DevOps, then, has the goal of maximizing the fraction of requests that are successful, at minimum cost. For an application or service, a request can be logging in, opening a page, performing a search, etc. For data, a request can be a query, an update, a schema change, etc. These requests might come directly from users, e.g. on an analysis team, or could be made by applications or automated scripts. Data development produces high-quality data, while DataOps ensures that the data is consistently available, maximizing the fraction of requests that are successful.

Bringing DevOps Together with Data

DataOps is an emerging field, whereas DevOps has been put into practice for many years now. We can use our depth of experience with DevOps to provide a guide for the developing practice of DataOps. There are many variations in DevOps, but they share a collection of core tenets:

  1. Think services, not servers
  2. The goal of the data organization is not to deliver a database or a data-powered application, but the data itself, in a usable form. In this model, data is typically not delivered in a single form factor, but simultaneously in multiple form factors to meet the needs of different clients. Each of these delivery forms can have independent service level objectives, and the DataOps organization can track performance relative to those objectives when delivering data.
  3. Infrastructure as code
  4. From the DataOps perspective, everything involved in delivering data must be embodied in code. Of course, this includes infrastructure such as hosts, networking, and storage, but, importantly, this also covers everything to do with data storage and movement. Nothing can be done as a one-off; everything must be captured in code that is versioned, tested, and released. Only by rigorously following this policy will data operations be predictable, reliable, and repeatable.
  5. Automate everything
  6. Automation is what enables schema changes to propagate quickly through the data ecosystem. It is what ensures that responses to compliance violations can be made in a timely, reliable and sustainable way. It is what ensures that data freshness guarantees can be upheld. And it is what enables users to provide feedback on how the data does or could better suit their needs so that the process of rapid iteration can be supported. Automation is what enables a small DataOps team to effectively keep data available to the teams, applications, and services that depend on it.
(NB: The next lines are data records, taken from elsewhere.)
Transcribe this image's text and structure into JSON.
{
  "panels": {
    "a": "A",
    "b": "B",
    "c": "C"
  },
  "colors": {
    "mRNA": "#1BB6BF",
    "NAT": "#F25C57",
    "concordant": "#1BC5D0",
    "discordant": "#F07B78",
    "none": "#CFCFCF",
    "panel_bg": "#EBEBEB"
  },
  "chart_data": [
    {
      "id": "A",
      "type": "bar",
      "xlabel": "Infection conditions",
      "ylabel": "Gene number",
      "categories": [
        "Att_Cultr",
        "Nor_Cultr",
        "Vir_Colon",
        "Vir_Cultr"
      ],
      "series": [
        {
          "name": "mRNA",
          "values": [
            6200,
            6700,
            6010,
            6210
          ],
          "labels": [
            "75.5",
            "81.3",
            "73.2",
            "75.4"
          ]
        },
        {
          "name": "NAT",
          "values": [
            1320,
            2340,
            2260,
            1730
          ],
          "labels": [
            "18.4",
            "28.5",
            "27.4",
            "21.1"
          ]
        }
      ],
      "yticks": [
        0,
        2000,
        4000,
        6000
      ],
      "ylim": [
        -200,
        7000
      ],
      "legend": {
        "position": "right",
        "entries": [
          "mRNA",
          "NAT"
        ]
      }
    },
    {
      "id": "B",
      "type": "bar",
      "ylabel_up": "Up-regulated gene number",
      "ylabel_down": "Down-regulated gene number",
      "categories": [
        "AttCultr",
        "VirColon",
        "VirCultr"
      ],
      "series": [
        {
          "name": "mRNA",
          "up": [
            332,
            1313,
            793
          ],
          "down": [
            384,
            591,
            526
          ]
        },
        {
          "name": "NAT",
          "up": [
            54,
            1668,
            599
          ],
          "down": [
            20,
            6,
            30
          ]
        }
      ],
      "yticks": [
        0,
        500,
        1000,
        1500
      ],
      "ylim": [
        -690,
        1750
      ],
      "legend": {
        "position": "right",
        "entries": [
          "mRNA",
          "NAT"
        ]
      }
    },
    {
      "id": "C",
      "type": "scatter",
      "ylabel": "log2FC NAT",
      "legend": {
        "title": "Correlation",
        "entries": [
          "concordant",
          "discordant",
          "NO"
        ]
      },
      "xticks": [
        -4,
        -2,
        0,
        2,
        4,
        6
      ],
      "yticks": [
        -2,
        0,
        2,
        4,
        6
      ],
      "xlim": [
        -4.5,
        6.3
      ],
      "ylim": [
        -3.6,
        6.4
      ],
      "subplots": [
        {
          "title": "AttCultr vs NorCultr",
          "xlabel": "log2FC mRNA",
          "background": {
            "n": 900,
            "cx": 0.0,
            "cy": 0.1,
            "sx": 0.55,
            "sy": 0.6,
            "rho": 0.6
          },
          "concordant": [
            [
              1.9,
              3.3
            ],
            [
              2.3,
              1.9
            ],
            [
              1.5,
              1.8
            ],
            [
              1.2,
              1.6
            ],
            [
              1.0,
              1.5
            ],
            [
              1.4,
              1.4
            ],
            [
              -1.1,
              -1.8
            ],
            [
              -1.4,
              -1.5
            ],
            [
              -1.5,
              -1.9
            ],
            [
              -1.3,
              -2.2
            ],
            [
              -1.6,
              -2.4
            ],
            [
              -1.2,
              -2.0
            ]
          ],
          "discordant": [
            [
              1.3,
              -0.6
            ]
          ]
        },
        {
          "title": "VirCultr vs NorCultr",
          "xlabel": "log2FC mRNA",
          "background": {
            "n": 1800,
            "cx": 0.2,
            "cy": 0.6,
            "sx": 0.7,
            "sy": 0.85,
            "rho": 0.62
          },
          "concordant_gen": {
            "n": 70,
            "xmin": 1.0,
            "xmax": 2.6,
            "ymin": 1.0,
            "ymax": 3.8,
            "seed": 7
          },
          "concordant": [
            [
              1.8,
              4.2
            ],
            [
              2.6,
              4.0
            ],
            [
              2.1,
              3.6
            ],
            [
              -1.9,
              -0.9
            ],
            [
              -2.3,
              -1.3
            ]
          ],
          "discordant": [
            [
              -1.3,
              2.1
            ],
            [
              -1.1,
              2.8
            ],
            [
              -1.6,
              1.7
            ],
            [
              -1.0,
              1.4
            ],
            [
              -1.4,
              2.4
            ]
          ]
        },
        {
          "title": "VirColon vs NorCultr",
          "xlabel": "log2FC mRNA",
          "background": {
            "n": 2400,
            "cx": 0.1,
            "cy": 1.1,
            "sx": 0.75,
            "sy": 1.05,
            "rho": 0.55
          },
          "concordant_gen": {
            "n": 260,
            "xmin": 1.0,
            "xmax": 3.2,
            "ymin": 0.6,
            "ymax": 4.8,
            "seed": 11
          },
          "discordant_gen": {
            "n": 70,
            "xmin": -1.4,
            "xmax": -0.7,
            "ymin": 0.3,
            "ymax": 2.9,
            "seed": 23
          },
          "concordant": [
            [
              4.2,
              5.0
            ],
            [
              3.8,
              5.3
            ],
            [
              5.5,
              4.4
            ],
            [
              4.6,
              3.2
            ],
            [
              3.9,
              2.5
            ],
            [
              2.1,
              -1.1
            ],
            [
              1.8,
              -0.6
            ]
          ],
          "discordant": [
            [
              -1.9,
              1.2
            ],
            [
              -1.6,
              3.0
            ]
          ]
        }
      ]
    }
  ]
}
The Agile Data Organization Turns DataOps into a Discipline

DataOps, in conjunction with agile data engineering builds the next generation data engineering organization. The goal of DataOps is to extend Agile process through the operational aspects of data delivery so that the entire organization is focused on timely delivery of working data. Analytics is a major consumer of data, and DataOps in the context of agile analytics has received quite a bit of attention. Other consumers also benefit substantially from DataOps, including governance, operations, security, etc. By combining the engineering skills that are able to produce the data, with the operations skills that are able to make it available, teams are able to cost-effectively deliver timely, high-quality data that meets the ever-changing needs of the data-driven enterprise.


In short, DataOps is the transformational change data engineering teams have been waiting for to fulfill their aspirations of enabling their business to gain analytic advantage through the use of clean, complete, current data.